De aangezochte Partij stemt in met het verhoor per videoconferentie voor zover het gebruik van videoconferentie niet strijdig is met fundamentele beginselen van haar recht en mits zij over de technische middelen voor het verhoor beschikt. Indien de aangezochte Partij niet over de technische middelen voor een videoconferentie beschikt, kunnen deze haar in onderlinge overeenstemming door de verzoekende Partij ter beschikking worden gesteld.
3.
Verzoeken om een verhoor per videoconferentie bevatten, naast de in artikel 14 van het Verdrag genoemde gegevens, de redenen waarom het niet wenselijk of mogelijk is dat de getuige of deskundige in persoon verschijnt, de naam van de rechterlijke autoriteit en van de personen die het verhoor zullen afnemen.
4.
De rechterlijke autoriteit van de aangezochte Partij dagvaardt de betrokkene volgens de wettelijke voorschriften van die Partij.
5.
Met betrekking tot een verhoor per videoconferentie gelden de volgende regels:
- a.
tijdens het verhoor is een rechterlijke autoriteit van de aangezochte Partij aanwezig, indien nodig bijgestaan door een tolk.

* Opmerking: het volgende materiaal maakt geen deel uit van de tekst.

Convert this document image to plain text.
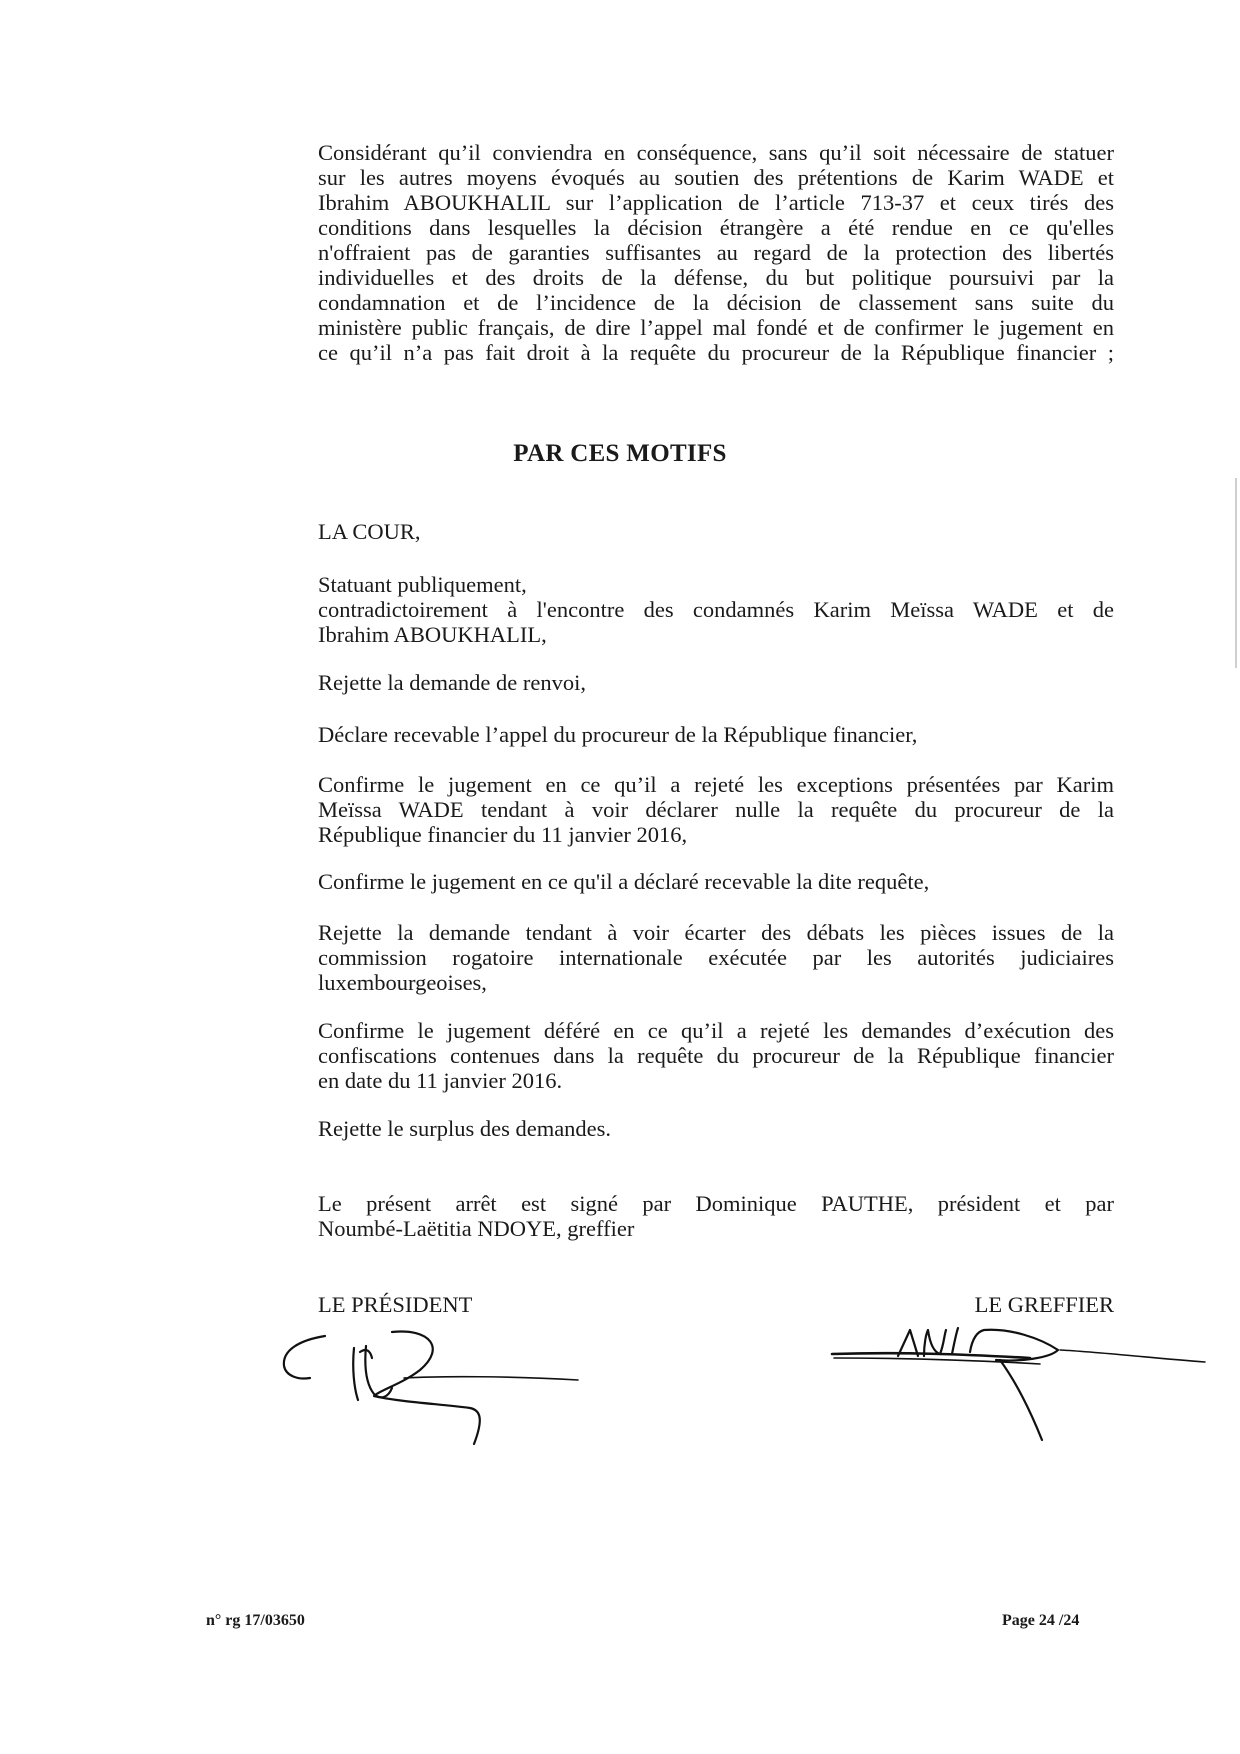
Considérant qu’il conviendra en conséquence, sans qu’il soit nécessaire de statuer

sur les autres moyens évoqués au soutien des prétentions de Karim WADE et

Ibrahim ABOUKHALIL sur l’application de l’article 713-37 et ceux tirés des

conditions dans lesquelles la décision étrangère a été rendue en ce qu'elles

n'offraient pas de garanties suffisantes au regard de la protection des libertés

individuelles et des droits de la défense, du but politique poursuivi par la

condamnation et de l’incidence de la décision de classement sans suite du

ministère public français, de dire l’appel mal fondé et de confirmer le jugement en

ce qu’il n’a pas fait droit à la requête du procureur de la République financier ;

PAR CES MOTIFS

LA COUR,

Statuant publiquement,

contradictoirement à l'encontre des condamnés Karim Meïssa WADE et de

Ibrahim ABOUKHALIL,

Rejette la demande de renvoi,

Déclare recevable l’appel du procureur de la République financier,

Confirme le jugement en ce qu’il a rejeté les exceptions présentées par Karim

Meïssa WADE tendant à voir déclarer nulle la requête du procureur de la

République financier du 11 janvier 2016,

Confirme le jugement en ce qu'il a déclaré recevable la dite requête,

Rejette la demande tendant à voir écarter des débats les pièces issues de la

commission rogatoire internationale exécutée par les autorités judiciaires

luxembourgeoises,

Confirme le jugement déféré en ce qu’il a rejeté les demandes d’exécution des

confiscations contenues dans la requête du procureur de la République financier

en date du 11 janvier 2016.

Rejette le surplus des demandes.

Le présent arrêt est signé par Dominique PAUTHE, président et par

Noumbé-Laëtitia NDOYE, greffier

LE PRÉSIDENT	LE GREFFIER
n° rg 17/03650	Page 24 /24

Deze rechterlijke autoriteit is tevens verantwoordelijk voor de vaststelling van de identiteit van de te verhoren persoon en ziet er voorts op toe dat de fundamentele beginselen van het recht van de aangezochte Partij in acht worden genomen. Indien de rechterlijke autoriteit van de aangezochte Partij van oordeel is dat de fundamentele beginselen van het recht van die Partij tijdens het verhoor worden geschonden, treft zij onverwijld de nodige maatregelen opdat het verhoor met inachtneming van die beginselen wordt voortgezet;
- b.
de bevoegde autoriteiten van de verzoekende en de aangezochte Partij komen zonodig maatregelen overeen ter bescherming van de te verhoren persoon;
- c.
het verhoor wordt rechtstreeks door of onder leiding van de rechterlijke autoriteit van de verzoekende Partij afgenomen in overeenstemming met het nationale recht van die Partij;
- d.
op verzoek van de verzoekende Partij of van de te verhoren persoon draagt de aangezochte Partij er zorg voor dat de persoon die verhoord wordt zonodig wordt bijgestaan door een tolk;
- e.
de te verhoren persoon kan een beroep doen op de verschoningsrechten die hij of zij zou hebben krachtens de wetgeving van de aangezochte Partij of de verzoekende Partij.
6.
Onverminderd eventuele maatregelen die zijn overeengekomen ter bescherming van personen, stelt de rechterlijke autoriteit van de aangezochte Partij na afloop van het verhoor een proces-verbaal van het verhoor op, waarin de datum en de plaats van het verhoor, de identiteit van de verhoorde persoon, de identiteit en de hoedanigheid van alle andere personen die in de aangezochte Partij aan het verhoor hebben deelgenomen, eventuele eedafleggingen alsmede de technische omstandigheden waaronder het verhoor heeft plaatsgevonden, worden aangegeven. Dit document wordt door de bevoegde autoriteit van de aangezochte Partij toegezonden aan de bevoegde autoriteit van de verzoekende Partij.
7.
Elke Partij treft de nodige maatregelen om ervoor te zorgen dat ten aanzien van getuigen of deskundigen die in overeenstemming met dit artikel op haar grondgebied worden verhoord en die weigeren te voldoen aan de verplichting een verklaring af te leggen of die geen verklaring naar waarheid afleggen, haar nationale wetgeving van toepassing is alsof het een verhoor in een nationale procedure betrof.
8.
De Partijen kunnen naar eigen oordeel, waar nodig en met instemming van hun bevoegde rechterlijke autoriteiten, de bepalingen van dit artikel eveneens toepassen op verhoor per videoconferentie van de persoon tegen wie een strafvervolging is ingesteld of van de verdachte. In dat geval zijn de beslissing om een videoconferentie te houden en de wijze van uitvoering ervan onderworpen aan een regeling tussen de betrokken Partijen, in overeenstemming met hun nationale recht en de ter zake doende internationale instrumenten. Verhoren waarbij de persoon tegen wie een strafvervolging is ingesteld of de verdachte betrokken is, worden alleen afgenomen met zijn of haar instemming.
9.
Een Verdragsluitende Staat kan te allen tijde door middel van een aan de Secretaris-Generaal van de Raad van Europa gerichte verklaring verklaren geen gebruik te maken van de in het achtste lid geboden mogelijkheid de bepalingen van dit artikel eveneens toe te passen op verhoren per videoconferentie waarbij de persoon tegen wie strafvervolging is ingesteld of de verdachte betrokken is.